The findings from this controlled experimental setup reveal significant limitations in current frontier LRMs. One of the most striking observations is the complete accuracy collapse that occurs beyond certain complexity thresholds across all tested reasoning models. This is not a gradual degradation but a sharp drop to near-zero accuracy as problems become sufficiently difficult.

“The state-of-the-art LRMs (e.g., o3-mini, DeepSeek-R1, Claude-3.7-Sonnet-Thinking) still fail to develop generalizable problem-solving capabilities, with accuracy ultimately collapsing to zero beyond certain complexities across different environments,” note the researchers.

These results inevitably challenge any notion that the LRMs truly possess generalisation problem-solving skills, required for planning tasks or multi-step processes. The study also identifies a counter-intuitive scaling limit in the models’ reasoning effort (this is measured by the inference token usage during the “thinking” phase), which sees these models initially spend more tokens, but as complexity increases, they actually reduce reasoning effort closer to the inevitable accuracy collapse.

Researchers say that “despite these claims and performance advancements, the fundamental benefits and limitations of LRMs remain insufficiently understood. Critical questions still persist: Are these models capable of generalizable reasoning, or are they leveraging different forms of pattern matching?,” they ask. There are further questions pertaining to performance scaling with increasing problem complexity, comparisons to the non-thinking standard LLM counterparts when provided with the same inference token compute, and around inherent limitations of current reasoning approaches, as well as improvements that might be necessary to advance toward more robust reasoning.

Where do we go from here?

The researchers make it clear that their test methodology too has limitations. “While our puzzle environments enable controlled experimentation with fine-grained control over problem complexity, they represent a narrow slice of reasoning tasks and may not capture the diversity of real-world or knowledge intensive reasoning problems,” they say. They do add that the use of “deterministic puzzle simulators assumes that reasoning can be perfectly validated” at every step, a validation that may not be feasible to such precision in less structured domains. That they say, would restrict validity of analysis to more reasoning.

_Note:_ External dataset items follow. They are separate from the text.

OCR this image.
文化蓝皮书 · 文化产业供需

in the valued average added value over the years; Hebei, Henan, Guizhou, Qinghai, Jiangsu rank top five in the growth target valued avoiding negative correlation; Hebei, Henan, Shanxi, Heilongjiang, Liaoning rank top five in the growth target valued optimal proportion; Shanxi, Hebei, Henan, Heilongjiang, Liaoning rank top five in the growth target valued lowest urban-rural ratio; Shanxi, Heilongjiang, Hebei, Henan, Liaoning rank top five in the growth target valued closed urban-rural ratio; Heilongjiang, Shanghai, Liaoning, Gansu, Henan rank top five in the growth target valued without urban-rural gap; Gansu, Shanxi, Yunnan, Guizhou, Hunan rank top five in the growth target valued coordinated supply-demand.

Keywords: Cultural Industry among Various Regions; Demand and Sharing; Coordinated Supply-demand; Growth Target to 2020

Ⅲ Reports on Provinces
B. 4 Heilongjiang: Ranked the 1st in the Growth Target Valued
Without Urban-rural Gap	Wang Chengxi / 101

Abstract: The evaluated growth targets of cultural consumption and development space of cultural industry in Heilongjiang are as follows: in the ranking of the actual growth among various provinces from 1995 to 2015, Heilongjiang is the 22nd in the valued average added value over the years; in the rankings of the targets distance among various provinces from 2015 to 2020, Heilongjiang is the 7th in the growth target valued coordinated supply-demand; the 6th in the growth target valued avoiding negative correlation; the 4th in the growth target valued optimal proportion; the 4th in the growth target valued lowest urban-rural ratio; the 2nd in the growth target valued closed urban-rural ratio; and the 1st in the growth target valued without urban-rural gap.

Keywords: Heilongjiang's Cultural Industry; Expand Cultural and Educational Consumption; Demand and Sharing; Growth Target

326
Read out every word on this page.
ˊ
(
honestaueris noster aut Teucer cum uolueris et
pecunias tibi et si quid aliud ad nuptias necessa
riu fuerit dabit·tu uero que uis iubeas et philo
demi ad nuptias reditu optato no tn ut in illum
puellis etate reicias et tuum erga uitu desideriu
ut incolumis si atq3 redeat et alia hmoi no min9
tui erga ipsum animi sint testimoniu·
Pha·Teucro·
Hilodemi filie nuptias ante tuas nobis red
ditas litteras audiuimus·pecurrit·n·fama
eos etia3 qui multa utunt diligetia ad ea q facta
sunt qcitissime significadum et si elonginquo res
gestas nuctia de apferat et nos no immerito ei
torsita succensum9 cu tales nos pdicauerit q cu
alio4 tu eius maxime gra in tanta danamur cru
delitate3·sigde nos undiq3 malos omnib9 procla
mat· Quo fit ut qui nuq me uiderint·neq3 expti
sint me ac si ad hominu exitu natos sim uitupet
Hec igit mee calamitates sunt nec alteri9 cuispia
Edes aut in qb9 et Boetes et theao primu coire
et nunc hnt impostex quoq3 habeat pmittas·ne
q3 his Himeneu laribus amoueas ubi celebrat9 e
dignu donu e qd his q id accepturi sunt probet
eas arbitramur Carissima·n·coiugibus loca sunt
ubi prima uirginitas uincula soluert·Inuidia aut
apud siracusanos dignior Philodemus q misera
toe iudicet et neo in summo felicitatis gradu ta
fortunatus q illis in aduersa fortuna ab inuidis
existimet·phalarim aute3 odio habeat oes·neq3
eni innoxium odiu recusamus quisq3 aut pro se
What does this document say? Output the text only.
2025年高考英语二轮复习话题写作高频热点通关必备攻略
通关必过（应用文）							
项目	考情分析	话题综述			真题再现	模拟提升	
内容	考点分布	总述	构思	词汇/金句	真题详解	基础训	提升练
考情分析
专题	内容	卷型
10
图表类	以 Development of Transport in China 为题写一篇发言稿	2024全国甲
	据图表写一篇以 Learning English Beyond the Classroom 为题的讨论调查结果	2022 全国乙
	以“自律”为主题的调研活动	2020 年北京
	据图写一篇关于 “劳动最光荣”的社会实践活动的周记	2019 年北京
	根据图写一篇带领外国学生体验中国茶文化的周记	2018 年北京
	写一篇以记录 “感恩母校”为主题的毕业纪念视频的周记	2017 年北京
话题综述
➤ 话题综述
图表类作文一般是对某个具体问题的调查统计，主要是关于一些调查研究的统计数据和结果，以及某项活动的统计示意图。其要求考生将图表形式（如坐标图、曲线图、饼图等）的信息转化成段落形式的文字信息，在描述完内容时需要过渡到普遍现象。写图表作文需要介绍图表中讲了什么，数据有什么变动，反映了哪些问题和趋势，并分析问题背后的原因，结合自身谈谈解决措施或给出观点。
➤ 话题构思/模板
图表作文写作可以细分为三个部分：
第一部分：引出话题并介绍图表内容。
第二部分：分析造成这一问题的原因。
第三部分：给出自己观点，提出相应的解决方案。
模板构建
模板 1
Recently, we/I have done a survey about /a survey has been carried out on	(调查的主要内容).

There is little argument that LRMs represent progress, particularly for the relevance of AI. Yet, this study highlights that not all reasoning models are capable of robust, generalisable reasoning, particularly in the face of increasing complexity. These findings, ahead of WWDC 2025, and from Apple’s own researchers, may suggest that any AI reasoning announcements will likely be pragmatic. The focus areas could include specific use cases where current AI methodology is reliable (the research paper indicates lower to medium complexity, less reliance on flawless long-sequence execution) and potentially integrating neural models with traditional computing approaches to handle the complexities where LRMs currently fail. The era of Large Reasoning Models is here, but this “Illusion of thinking” study is that AI with true reasoning, remains a mirage.